Our 5.5 acre urban farm near Halifax, in Hammonds Plains, started as a rocky landscape and, against the odds, has become a fruitful land that grows and distributes produce on a tonnage scale.
Where it all started
We purchased our rocky 5.5 acre property (certainly not farmland!) in 2012 and over the following 9 years Pat has shaped the land into what it is now, a productive ecologically focused farm, with a permaculture orchard of 85 fruit trees, countless berry producing plants, 2 vegetable plots with over 10,000 square feet of growing beds and 3000 square feet of greenhouse space.
Fogarty’s came to fruition (no pun intended) out of Pat’s belief that there has to be a better way forward with the future of farming on a global scale.
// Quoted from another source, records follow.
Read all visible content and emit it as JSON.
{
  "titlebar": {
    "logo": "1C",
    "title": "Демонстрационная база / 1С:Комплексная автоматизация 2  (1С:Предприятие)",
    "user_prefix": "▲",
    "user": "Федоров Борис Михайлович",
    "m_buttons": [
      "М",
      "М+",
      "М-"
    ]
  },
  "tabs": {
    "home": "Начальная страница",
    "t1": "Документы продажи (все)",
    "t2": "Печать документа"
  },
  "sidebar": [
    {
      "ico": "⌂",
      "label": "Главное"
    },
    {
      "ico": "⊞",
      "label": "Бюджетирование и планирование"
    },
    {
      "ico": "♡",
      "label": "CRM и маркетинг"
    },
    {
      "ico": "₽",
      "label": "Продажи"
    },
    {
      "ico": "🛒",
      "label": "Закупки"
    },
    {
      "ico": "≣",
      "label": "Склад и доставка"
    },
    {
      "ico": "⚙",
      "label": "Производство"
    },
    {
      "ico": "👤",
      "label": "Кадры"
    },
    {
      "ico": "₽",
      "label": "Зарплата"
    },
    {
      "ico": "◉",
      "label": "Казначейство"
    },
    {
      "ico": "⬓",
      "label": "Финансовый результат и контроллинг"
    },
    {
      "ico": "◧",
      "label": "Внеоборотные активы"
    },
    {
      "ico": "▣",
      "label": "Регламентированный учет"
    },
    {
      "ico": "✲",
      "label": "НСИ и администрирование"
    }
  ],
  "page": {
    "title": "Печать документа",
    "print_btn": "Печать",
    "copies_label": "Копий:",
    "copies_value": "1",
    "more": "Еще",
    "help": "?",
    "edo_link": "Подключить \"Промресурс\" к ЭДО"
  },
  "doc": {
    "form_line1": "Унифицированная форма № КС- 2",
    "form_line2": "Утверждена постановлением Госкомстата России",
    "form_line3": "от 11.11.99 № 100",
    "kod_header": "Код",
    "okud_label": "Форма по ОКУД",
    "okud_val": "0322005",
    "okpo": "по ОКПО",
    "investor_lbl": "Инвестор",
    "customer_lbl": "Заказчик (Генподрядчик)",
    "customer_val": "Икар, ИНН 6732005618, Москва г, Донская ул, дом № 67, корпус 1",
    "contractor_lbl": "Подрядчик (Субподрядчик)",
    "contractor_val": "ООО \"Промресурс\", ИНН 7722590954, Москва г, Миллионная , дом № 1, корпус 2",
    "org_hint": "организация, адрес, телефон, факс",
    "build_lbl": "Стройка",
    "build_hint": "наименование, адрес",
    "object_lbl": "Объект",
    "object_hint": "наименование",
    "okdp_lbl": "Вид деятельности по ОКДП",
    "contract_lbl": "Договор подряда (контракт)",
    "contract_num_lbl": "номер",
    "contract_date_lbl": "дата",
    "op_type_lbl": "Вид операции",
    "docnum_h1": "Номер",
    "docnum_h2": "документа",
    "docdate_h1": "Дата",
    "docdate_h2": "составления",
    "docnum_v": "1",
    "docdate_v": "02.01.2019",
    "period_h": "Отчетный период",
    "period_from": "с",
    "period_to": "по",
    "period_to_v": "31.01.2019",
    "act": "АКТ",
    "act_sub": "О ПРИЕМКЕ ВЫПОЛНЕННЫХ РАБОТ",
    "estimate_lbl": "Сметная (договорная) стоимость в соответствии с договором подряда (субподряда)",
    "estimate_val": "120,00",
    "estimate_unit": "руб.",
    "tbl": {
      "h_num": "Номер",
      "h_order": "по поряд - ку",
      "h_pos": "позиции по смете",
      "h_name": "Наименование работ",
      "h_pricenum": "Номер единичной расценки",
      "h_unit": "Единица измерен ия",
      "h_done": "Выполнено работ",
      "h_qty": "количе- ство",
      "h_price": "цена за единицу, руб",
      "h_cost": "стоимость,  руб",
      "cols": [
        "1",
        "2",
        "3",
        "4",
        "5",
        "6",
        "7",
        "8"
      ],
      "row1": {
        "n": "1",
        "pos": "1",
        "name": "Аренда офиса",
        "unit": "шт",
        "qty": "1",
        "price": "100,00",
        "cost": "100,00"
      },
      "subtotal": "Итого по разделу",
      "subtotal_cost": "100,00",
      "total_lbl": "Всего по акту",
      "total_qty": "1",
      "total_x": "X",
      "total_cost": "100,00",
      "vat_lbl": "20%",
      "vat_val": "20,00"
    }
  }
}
With the increased threat of local food security across all major cities in Canada, rising food costs associated with the industrial food system, greenhouse gas emissions, soil erosion on a mass scale and the overall availability of nutrient dense naturally grown fresh food. “Ultra Local” as Pat likes to say is the way forward, rejuvenating the “old” concept of a farmer growing food for their direct community (radical idea, I know!), small scale urban farming with an almost non existent carbon footprint to boot!
We grow our vegetables with ZERO synthetic fertilizers, pesticides or herbicides. Focusing on soil biology and soil building by utilizing compost, cover crops and natural fish/kelp based inputs for fertility. We employ silage tarps, landscape fabric, minimal tillage and flame weeding to control weed pressure and soil erosion. For “pest control” we use insect netting and biological methods such as nematodes and effective microbes.
Fogarty’s grows and distributes produce on a tonnage scale within HRM annually, just imagine if more urban farms were to open up shop? That would take a huge bite out of food security issues for our city. For every carrot we grow, it is one less carrot being shipped and one more available for hungry mouths. In addition to the produce, we also distribute thousands of food producing plants annually within HRM and surrounding areas.